How to create and manage Mongo DB Materialized Views using triggers.
The Mongo DB Atlas cloud now supports triggers. These triggers come in two flavors — scheduled and database ops linked. Scheduled one runs at its own periodicity , eg. every 5 minutes. The “Database” type watches for events on collections — ‘INSERT’, ‘UPDATE’, ‘REPLACE’ and ‘DELETE’. When an event occurs, a configured Java Script function is called with “ChangeEvent” as parameter. This function can do anything it wants — including calling the Queen. I was only interested in keeping my materialized view updated. Let me tell you how.
MongoDB now has materialized views.
Recently we hit a performance problem with some reports. All of them were using a heavy aggregation logic through a query. The rate at which core data was growing was reaching a tipping point where users were losing it. This caused us to explore a solution that uses pre-processed report data. Luckily for us MongoDB now has a semblance of materialized views through “$merge” aggregation step. Which looked a very promising starting point.
To validate the performance gains story, we first did a baseline of the old code and then wrote a maintenance script that populated this materialized view using $merge aggregation step.
$merge aggregation step needs to be the last one in the pipeline.
Running reports against this materialized view gave 10x performance gains because many of the many costly $lookup in the original code got eliminated. This gave us confidence that materialized view is a good way to go.
How to keep this materialized view updated.
These views don’t update by itself. When the underlying data changes the view needs to be updated. Rebuilding the whole view was not a practical solution for us. I am sure it is not a practical solution for any reasonably busy system. So it is important for us to find a solution that can scale.
Solution 1 : A Queue + Listener Processor:
This approach has many advantages. The approach is to add small pieces of code to send a notification whenever you are updating relevant data. A queue can have an attached listener. This listener can trigger unit level update of our materialized view. The advantage here is that you get full control over when your view should be updated. This is better than blindly refreshing your view on every update to underlying data. You also can batch the events and update your view only when a minimum threshold of pending transactions are reached.
If your solution is in a cloud environment like AWS you will have a Queue management system that like AWS-SQS handy. In other environments stand alone products like Rabbit MQ or Active MQ fits the bill perfectly. The common factor here is the Publish-Subscribe mechanism that gives easy constructs to deliver messages to Queues and consume messages from Queues.
On the negative side you need to consider the code complexity involved in wiring together apt notification constructs to different parts of your software. If all the data updates you are interested in are passing through a common layer then it might be easy for you to manage. But if your data update touch points are many and is managed by a large team you may want to consider the Solution 2.

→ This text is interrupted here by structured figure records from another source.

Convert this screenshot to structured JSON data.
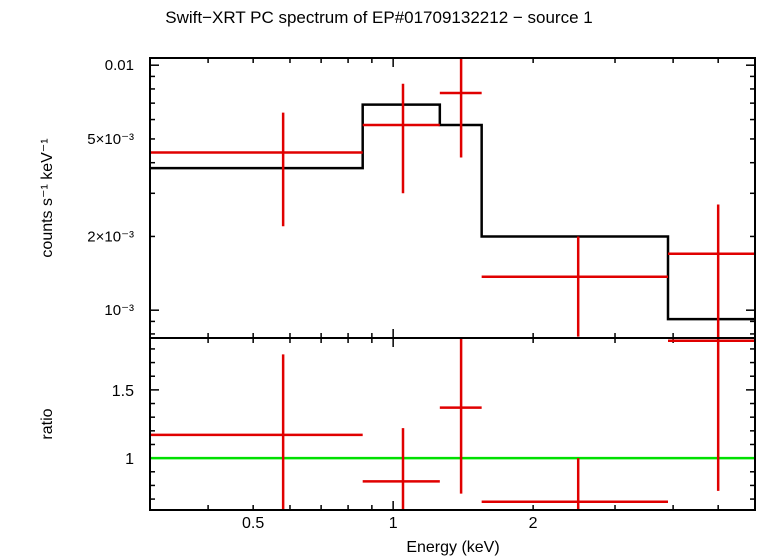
{
  "title": "Swift−XRT PC spectrum of EP#01709132212 − source 1",
  "colors": {
    "data": "#e00000",
    "model": "#000000",
    "ratio_line": "#00e000",
    "axes": "#000000"
  },
  "chart_data": [
    {
      "panel": "spectrum",
      "type": "scatter",
      "xscale": "log",
      "yscale": "log",
      "xlim": [
        0.3,
        6.0
      ],
      "ylim": [
        0.00077,
        0.0107
      ],
      "ylabel": "counts s⁻¹ keV⁻¹",
      "ytick_labels": [
        {
          "value": 0.01,
          "label": "0.01"
        },
        {
          "value": 0.005,
          "label": "5×10⁻³"
        },
        {
          "value": 0.002,
          "label": "2×10⁻³"
        },
        {
          "value": 0.001,
          "label": "10⁻³"
        }
      ],
      "series": [
        {
          "kind": "data",
          "points": [
            {
              "x": 0.58,
              "xlo": 0.3,
              "xhi": 0.86,
              "y": 0.0044,
              "ylo": 0.0022,
              "yhi": 0.0064
            },
            {
              "x": 1.05,
              "xlo": 0.86,
              "xhi": 1.26,
              "y": 0.0057,
              "ylo": 0.003,
              "yhi": 0.0084
            },
            {
              "x": 1.4,
              "xlo": 1.26,
              "xhi": 1.55,
              "y": 0.0077,
              "ylo": 0.0042,
              "yhi": 0.0107
            },
            {
              "x": 2.5,
              "xlo": 1.55,
              "xhi": 3.9,
              "y": 0.00137,
              "ylo": 0.00078,
              "yhi": 0.002
            },
            {
              "x": 5.0,
              "xlo": 3.9,
              "xhi": 6.0,
              "y": 0.0017,
              "ylo": 0.00077,
              "yhi": 0.0027
            }
          ]
        },
        {
          "kind": "model",
          "steps": [
            {
              "xlo": 0.3,
              "xhi": 0.86,
              "y": 0.0038
            },
            {
              "xlo": 0.86,
              "xhi": 1.26,
              "y": 0.0069
            },
            {
              "xlo": 1.26,
              "xhi": 1.55,
              "y": 0.0057
            },
            {
              "xlo": 1.55,
              "xhi": 3.9,
              "y": 0.002
            },
            {
              "xlo": 3.9,
              "xhi": 6.0,
              "y": 0.00092
            }
          ]
        }
      ]
    },
    {
      "panel": "ratio",
      "type": "scatter",
      "xscale": "log",
      "xlim": [
        0.3,
        6.0
      ],
      "ylim": [
        0.62,
        1.88
      ],
      "xlabel": "Energy (keV)",
      "ylabel": "ratio",
      "xtick_labels": [
        {
          "value": 0.5,
          "label": "0.5"
        },
        {
          "value": 1,
          "label": "1"
        },
        {
          "value": 2,
          "label": "2"
        }
      ],
      "ytick_labels": [
        {
          "value": 1,
          "label": "1"
        },
        {
          "value": 1.5,
          "label": "1.5"
        }
      ],
      "reference_line": 1,
      "series": [
        {
          "kind": "data",
          "points": [
            {
              "x": 0.58,
              "xlo": 0.3,
              "xhi": 0.86,
              "y": 1.17,
              "ylo": 0.62,
              "yhi": 1.76
            },
            {
              "x": 1.05,
              "xlo": 0.86,
              "xhi": 1.26,
              "y": 0.83,
              "ylo": 0.62,
              "yhi": 1.22
            },
            {
              "x": 1.4,
              "xlo": 1.26,
              "xhi": 1.55,
              "y": 1.37,
              "ylo": 0.74,
              "yhi": 1.88
            },
            {
              "x": 2.5,
              "xlo": 1.55,
              "xhi": 3.9,
              "y": 0.68,
              "ylo": 0.62,
              "yhi": 1.0
            },
            {
              "x": 5.0,
              "xlo": 3.9,
              "xhi": 6.0,
              "y": 1.86,
              "ylo": 0.76,
              "yhi": 1.88
            }
          ]
        }
      ]
    }
  ]
}
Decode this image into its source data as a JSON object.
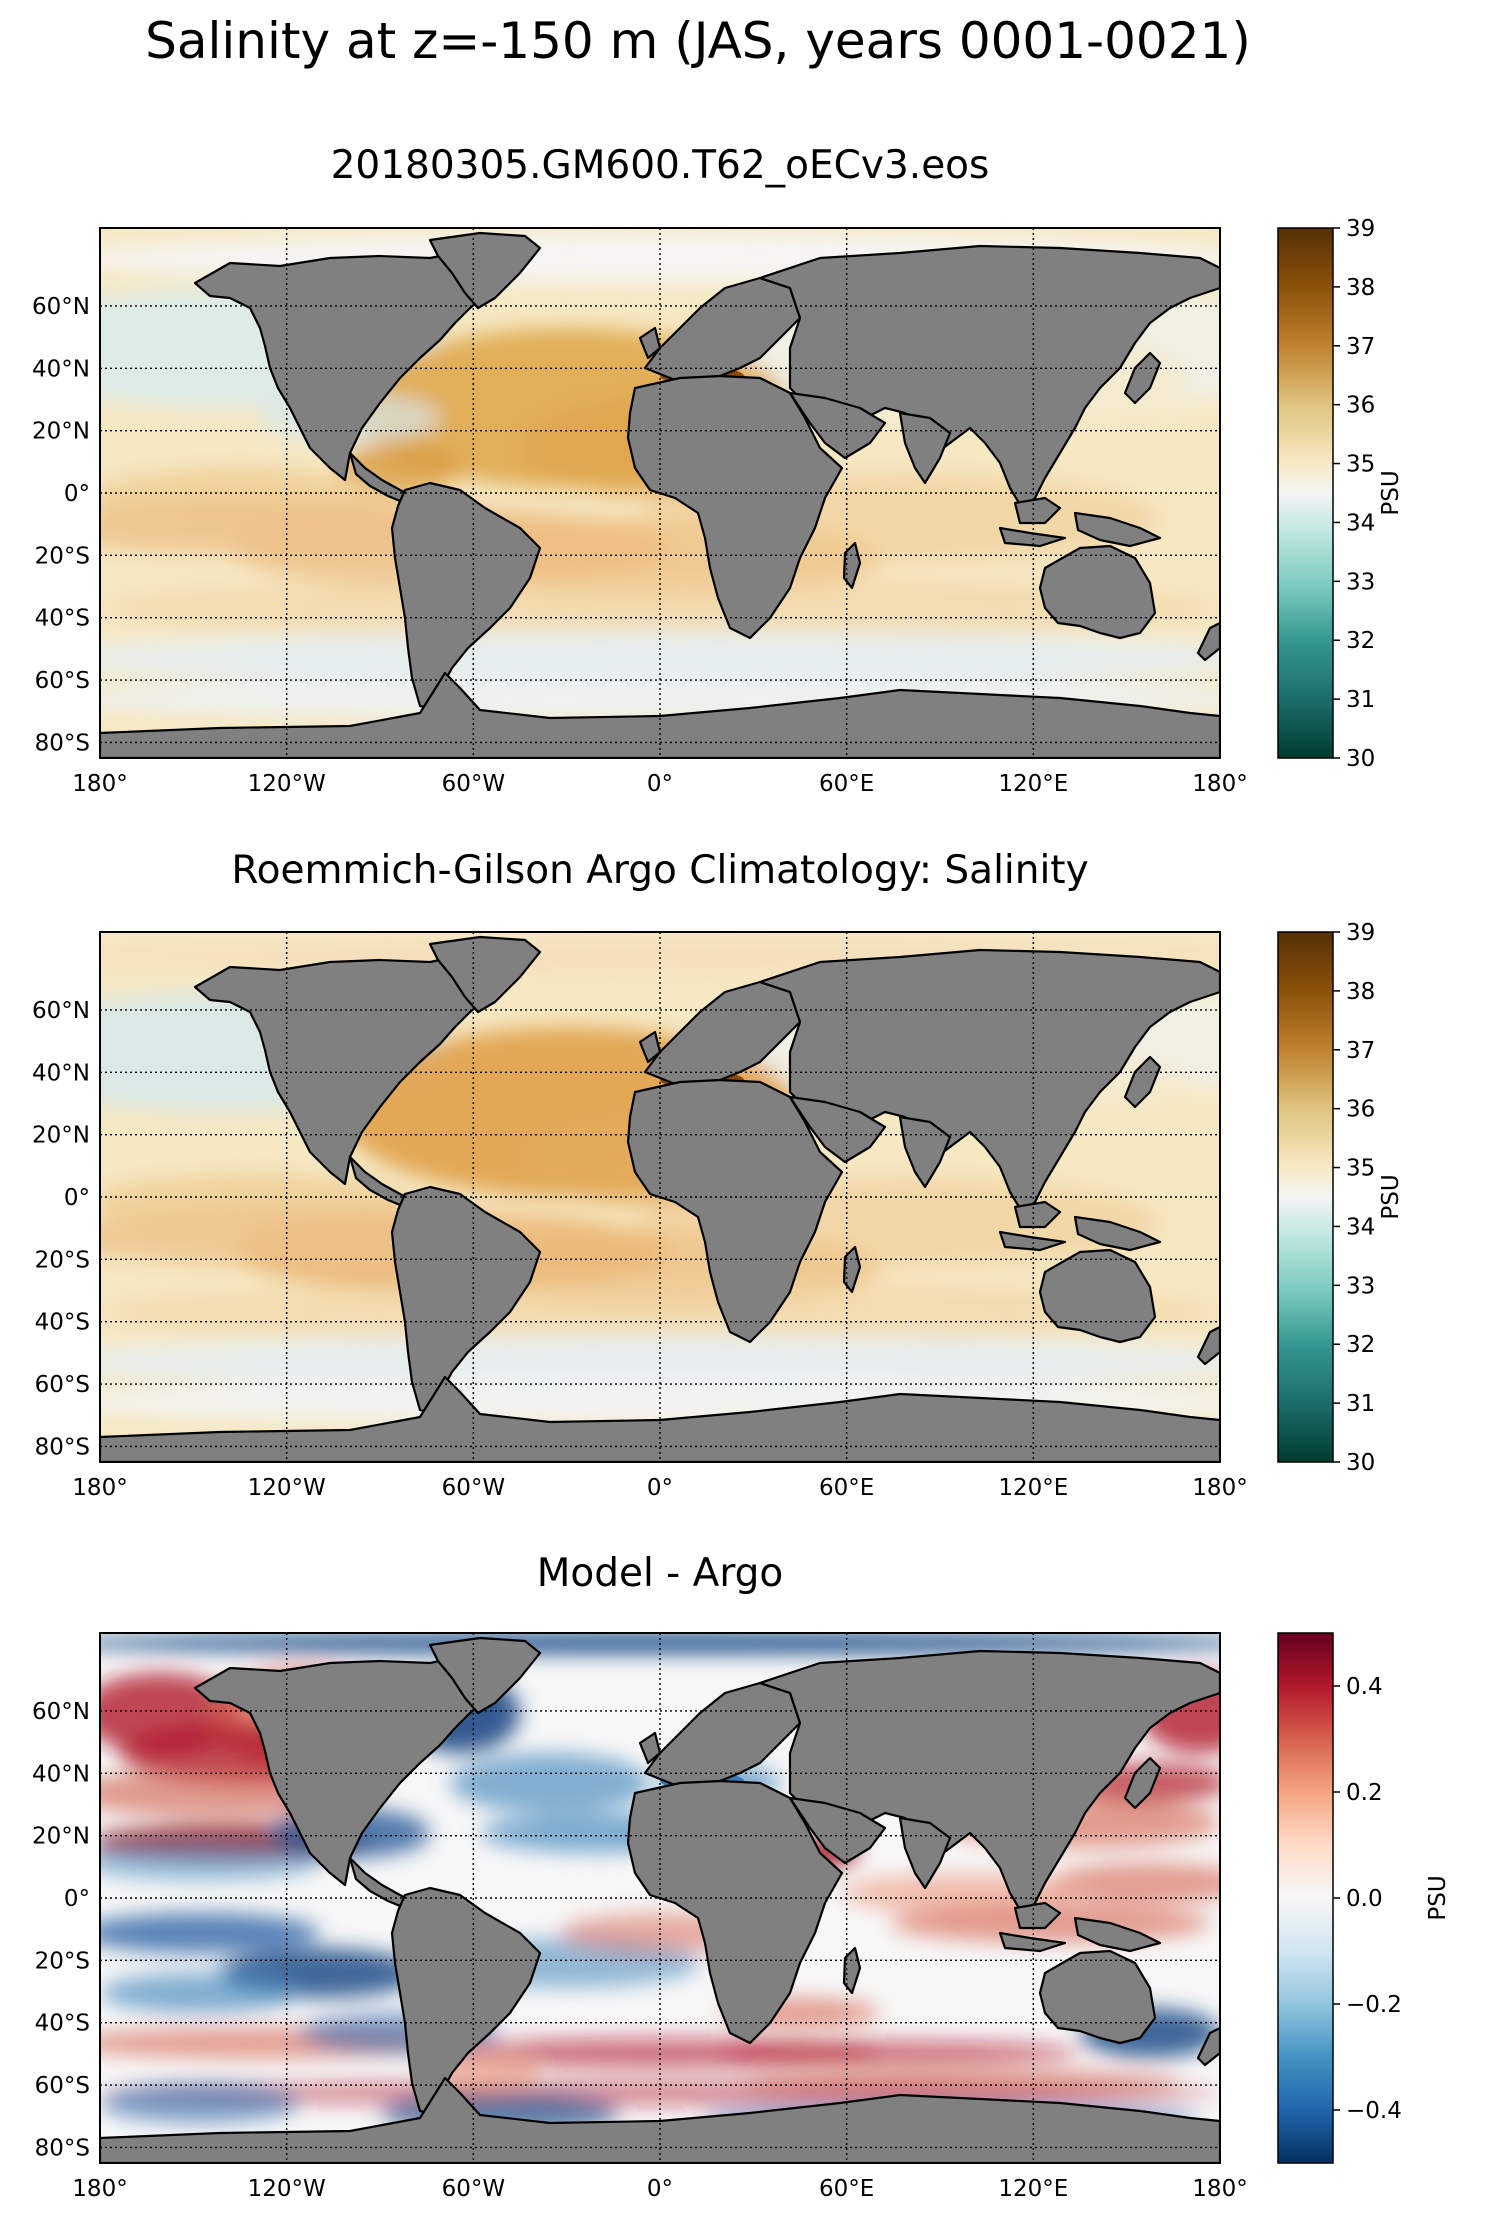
{
  "figure": {
    "suptitle": "Salinity at z=-150 m (JAS, years 0001-0021)"
  },
  "panels": [
    {
      "id": "model",
      "title": "20180305.GM600.T62_oECv3.eos",
      "cmap": "BrBG_r",
      "colorbar": {
        "label": "PSU",
        "min": 30,
        "max": 39,
        "ticks": [
          "30",
          "31",
          "32",
          "33",
          "34",
          "35",
          "36",
          "37",
          "38",
          "39"
        ]
      }
    },
    {
      "id": "obs",
      "title": "Roemmich-Gilson Argo Climatology: Salinity",
      "cmap": "BrBG_r",
      "colorbar": {
        "label": "PSU",
        "min": 30,
        "max": 39,
        "ticks": [
          "30",
          "31",
          "32",
          "33",
          "34",
          "35",
          "36",
          "37",
          "38",
          "39"
        ]
      }
    },
    {
      "id": "diff",
      "title": "Model - Argo",
      "cmap": "RdBu_r",
      "colorbar": {
        "label": "PSU",
        "min": -0.5,
        "max": 0.5,
        "ticks": [
          "−0.4",
          "−0.2",
          "0.0",
          "0.2",
          "0.4"
        ],
        "tick_values": [
          -0.4,
          -0.2,
          0.0,
          0.2,
          0.4
        ]
      }
    }
  ],
  "axes": {
    "lon_ticks": [
      "180°",
      "120°W",
      "60°W",
      "0°",
      "60°E",
      "120°E",
      "180°"
    ],
    "lon_values": [
      -180,
      -120,
      -60,
      0,
      60,
      120,
      180
    ],
    "lat_ticks": [
      "60°N",
      "40°N",
      "20°N",
      "0°",
      "20°S",
      "40°S",
      "60°S",
      "80°S"
    ],
    "lat_values": [
      60,
      40,
      20,
      0,
      -20,
      -40,
      -60,
      -80
    ],
    "lat_range": [
      -85,
      85
    ]
  },
  "colors": {
    "land": "#808080",
    "brbg_r": [
      "#003c30",
      "#35978f",
      "#80cdc1",
      "#c7eae5",
      "#f5f5f5",
      "#f6e8c3",
      "#dfc27d",
      "#bf812d",
      "#8c510a",
      "#543005"
    ],
    "rdbu_r": [
      "#053061",
      "#2166ac",
      "#4393c3",
      "#92c5de",
      "#d1e5f0",
      "#f7f7f7",
      "#fddbc7",
      "#f4a582",
      "#d6604d",
      "#b2182b",
      "#67001f"
    ]
  }
}
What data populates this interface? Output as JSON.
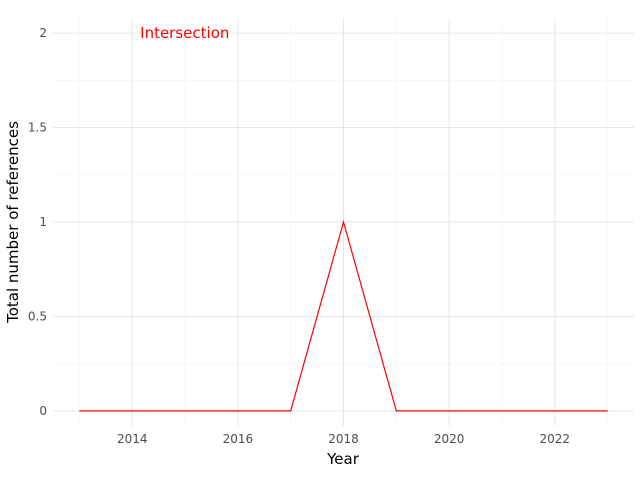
{
  "chart_data": {
    "type": "line",
    "xlabel": "Year",
    "ylabel": "Total number of references",
    "x": [
      2013,
      2014,
      2015,
      2016,
      2017,
      2018,
      2019,
      2020,
      2021,
      2022,
      2023
    ],
    "series": [
      {
        "values": [
          0,
          0,
          0,
          0,
          0,
          1,
          0,
          0,
          0,
          0,
          0
        ],
        "color": "#ff0000"
      }
    ],
    "xlim": [
      2012.5,
      2023.5
    ],
    "ylim": [
      -0.08,
      2.08
    ],
    "x_ticks": [
      2014,
      2016,
      2018,
      2020,
      2022
    ],
    "x_tick_labels": [
      "2014",
      "2016",
      "2018",
      "2020",
      "2022"
    ],
    "y_ticks": [
      0,
      0.5,
      1,
      1.5,
      2
    ],
    "y_tick_labels": [
      "0",
      "0.5",
      "1",
      "1.5",
      "2"
    ],
    "annotations": [
      {
        "text": "Intersection",
        "x": 2014.15,
        "y": 2,
        "color": "#ff0000"
      }
    ],
    "grid": true,
    "legend": "none"
  }
}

Solution 2 : Mongo DB Triggers (Atlas Realm):
This is not a standard solution that is available in standalone MongoDB. Database triggers are available if you are using Atlas — the cloud hosted MongoDB solution. It is paid and it will cost you if your usage goes above the free tier. It is NOT available if you are using a standard MongoDB community edition running on your server.
This approach has a few negatives we need to consider as well.
- This costs extra. Each trigger run consumes some processing time and Atlas will add it to your bill once the usage crosses a monthly free tier.
- The trigger event is blind. Some of the updates into your underlying collection may be harmless in nature and may not require refreshing your materialized view. This intelligence should be built into the trigger to reduce unnecessary refresh.
- When you want to add or remove fields from your view you need to make multiple changes. First you need to change your initial priming script to re-populate your view based on changed requirements. You will also be modifying the trigger code as per the required field or logic changes. While there will be overlap in these two programs, since each runs in different environments you will be maintaining separate files. Since there is no common library that defines the common part of the aggregation you always run the risk of logic discrepancies. It is a technical debt.
- Updating the Trigger code can happen only through Atlas Dashboard. This adds a manual step to CI-CD pipeline.
Other ways to update materialized view:
You can consider a periodic rebuild of the view using a scheduled task. The scheduled trigger of Atlas will come handy here for the cloud mongodb users. For others a Crontab like technique that runs a program to update the view may work. Here the trick is to define periodicity of the job. You can further optimize the rebuild by saving the state of previous run. For example you can introduce an ‘updatedAt’ field into your source collection. Then you can compare the last run time and the ‘updatedAt’ time for source collection records to decide which records need refreshing.
Introduction of materialized view in mongodb helps to speed up certain queries that needs costly joins across collections. The lack of built in mechanism to update such a view leaves developers vulnerable to risky homegrown alternatives to a core database service that should have been part of the materialized view feature. It would seem, mongodb missed a trick here. By using ‘Database Triggers’ available with Atlas Cloud clusters it is possible to manage materialized view update effectively. Still lack of developer tooling to update the triggers leaves some engineering flaws that should be fixed for wider adoption.
That being said, Materialized View + Database Triggers bring home a brave new world for mongodb users.